GhPR1 induction by BTH differs between young and mature cotton leaves

To further elucidate the contribution of SA to the immunodeficiency in young cotton leaves, we investigated the accumulation of GhPR1, an SA-responsive gene in cotton and an orthologue of Arabidopsis PR1. We dip inoculated cotton leaves with BTH and recorded expression of GhPR1 at 24 h after treatment in mature and young (Figure 6D) leaves. GhPR1 was induced by BTH treatment in mature leaves at 24 h post-inoculation, but induction in young leaves was not statistically significant (Figure 6D). Thus, the SA signaling response was elevated in mature leaves in cotton, which correlated with the enhanced disease resistance against Xcm 4.02 strains (Figures 5D, E).

Discussion

Leaf development involves two types of cell divisions. In the first type, cells undergo rapid proliferation with a high incidence in the initial primordium. When these cells exit the mitotic cycle, they continuously expand in volume and increase further in size. Endoreduplication is a variant of the cell cycle in which cells undergo DNA replication without subsequent mitosis. During plant organ ontogenesis, cell division often first occurs densely at the distal half of an organ and then progresses toward the base over time. This common spatial pattern is known as the basipetal gradient (Nath et al., 2003; Ori et al., 2007; Nelissen et al., 2012; Du et al., 2018). Resemble to this gradient of cell proliferation, in our work, we observed that SA response indicated by PR1 and PR2 promoter activities first appeared in the distal part of an expanding leaf where cells mature earlier than those in the proximal end of a leaf (Figure 1), suggesting that the elevated SA response is associated with cellular maturation status in a leaf. On the other hand, genes involved in regulating endoreduplication could play dual roles in plant immunity. For example, SIAMESE (SIM) and SIAMESE RELATED 1 (SMR1) act synergistically to promote endoreplication (Churchman et al., 2006; Hamdoun et al., 2016). Cells in a sim smr1 double mutant showed a low endoreduplication index. Interestingly, smr1 mutant also partially suppressed the dwarfism and cell death phenotypes caused by high SA levels in acd6–1, indicating that SMR1 may be a positive regulator of plant defense (Hamdoun et al., 2016). These studies indicate that SMR1 may coordinate the increase in ploidy level and SA response during leaf maturation. On the other side, overexpressing a D-type CYCLIN 3;1 (CYCD3;1) restrains endoreduplication (Menges et al., 2006). Cycd3;1,2,3 mutants showed a higher ploidy level than wild type and were more susceptible to a virulent strain Pseudomonas syringae pv. maculicola ES4326, which could be rescued by BTH (Hamdoun et al., 2016). In another case, OMISSION OF SECOND DIVISION (OSD1) and UV-B-INSENSITIVE 4 (UVI4) inhibited endoreduplication because their loss-of-function mutants showed high endoreduplication indices (Bao and Hua, 2014). However, overexpressing OSD1 and UVI4 can enhance immunity to a bacterial pathogen (Bao and Hua, 2014). Thus, the level of endoreduplication is not always positively correlated with high SA response or elevated defense, indicating a more complex crosstalk.

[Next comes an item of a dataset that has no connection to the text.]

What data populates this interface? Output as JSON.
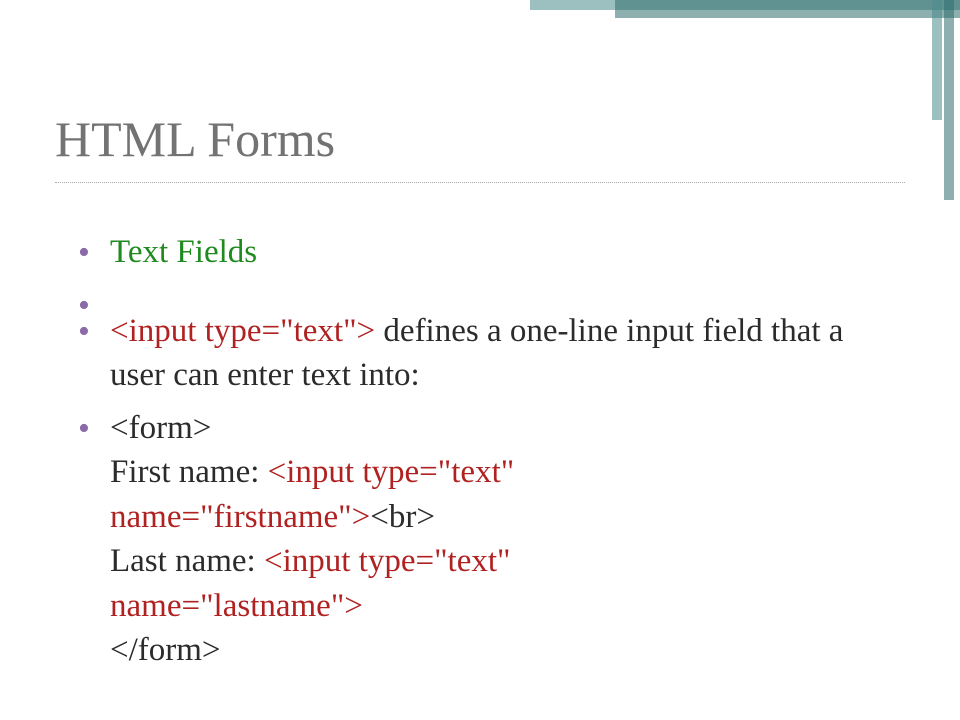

Despite cell division, other developmental constraints may contribute to SA-mediated ontogenic resistance. Key steps of SA biosynthesis include the synthesis of isochorismate that are processed in chloroplasts and then transported to cytoplasm by EDS5, a MATE family transporter (Serrano et al., 2013; Rekhter et al., 2019; Lefevere et al., 2020). Chloroplast differentiation is tightly associated with leaf maturation, from proplastids in cells of primordia to chloroplasts in mature leaves. During chloroplast biogenesis, thylakoids are formed, and proteins required for photosynthesis are arranged within the thylakoid (Jarvis and López-Juez, 2013; Gugel and Soll, 2017; Cackett et al., 2022). Premature leaves contain a reduced number of thylakoids per chloroplast (Gugel and Soll, 2017). The transition from plastids to mature chloroplasts during leaf development is shared between monocots and dicots seedlings (Pogson et al., 2015), although it is not clear if fully differentiated chloroplasts are more potent in producing SA precursors. Still, reduced SA biogenesis alone is not sufficient to explain the diminished SA response because young leaves were also compromised in SA signaling transduction upon SA treatment or pathogen infection (Figures 2, 3, 6).

In our research, both SA biogenesis and signaling were developmentally regulated. In Arabidopsis, SA is glucosylated to SAG or SA glucose ester (SGE) (George Thompson et al., 2017). SAG is mostly accumulated in the vacuole, and the majority of SGE is located in the cytosol (Vaca et al., 2017). It is proposed that in Arabidopsis, SAG acts as a long-term storage form of SA, while SGE, due to its ease of modification for active SA release, acts as a mobile SA factor (Vaca et al., 2017). Our results indicate that, unlike Arabidopsis, free SA is more abundant in young cotton leaves than that in mature leaves (Figure 6B), while the SAG concentration was consistently higher in mature than in young leaves (Figures 1E, 6C). It is possible that free SA and SAG played distinct roles in ontogenic resistance of Arabidopsis and cotton leaves, which remain to be investigated. We also observed a significant induction of GhPR1 in mature but not young cotton leaves at 24 h post-BTH treatment. These data were further supported by the disease resistance output.

Like many Xanthomonas pathogens, Xcm infection of cotton takes place over the course of weeks rather than over the course days as seen for the Pto DC3000-Arabidopsis interaction. However, a similar pattern of ontogenic resistance was observed in both pathosystems. We observed increased Xcm colonization of young cotton leaves actively developing at the time of inoculation based on both bacterial load and auto-bioluminescence localization pattern. Similar age-dependent reductions in bacterial loads were observed for both the WT and disarmed Xcm hrcV T3SS mutant, which is consistent with decreased basal immunity in young cotton leaves. Although cotton is grown as an annual crop, it is a perennial plant that develops a woody stem. These observations suggest an SA-dependent ontogenic resistance pathway exists in both herbaceous annual and woody perennial plants, despite the differences in infection strategies and disease progression.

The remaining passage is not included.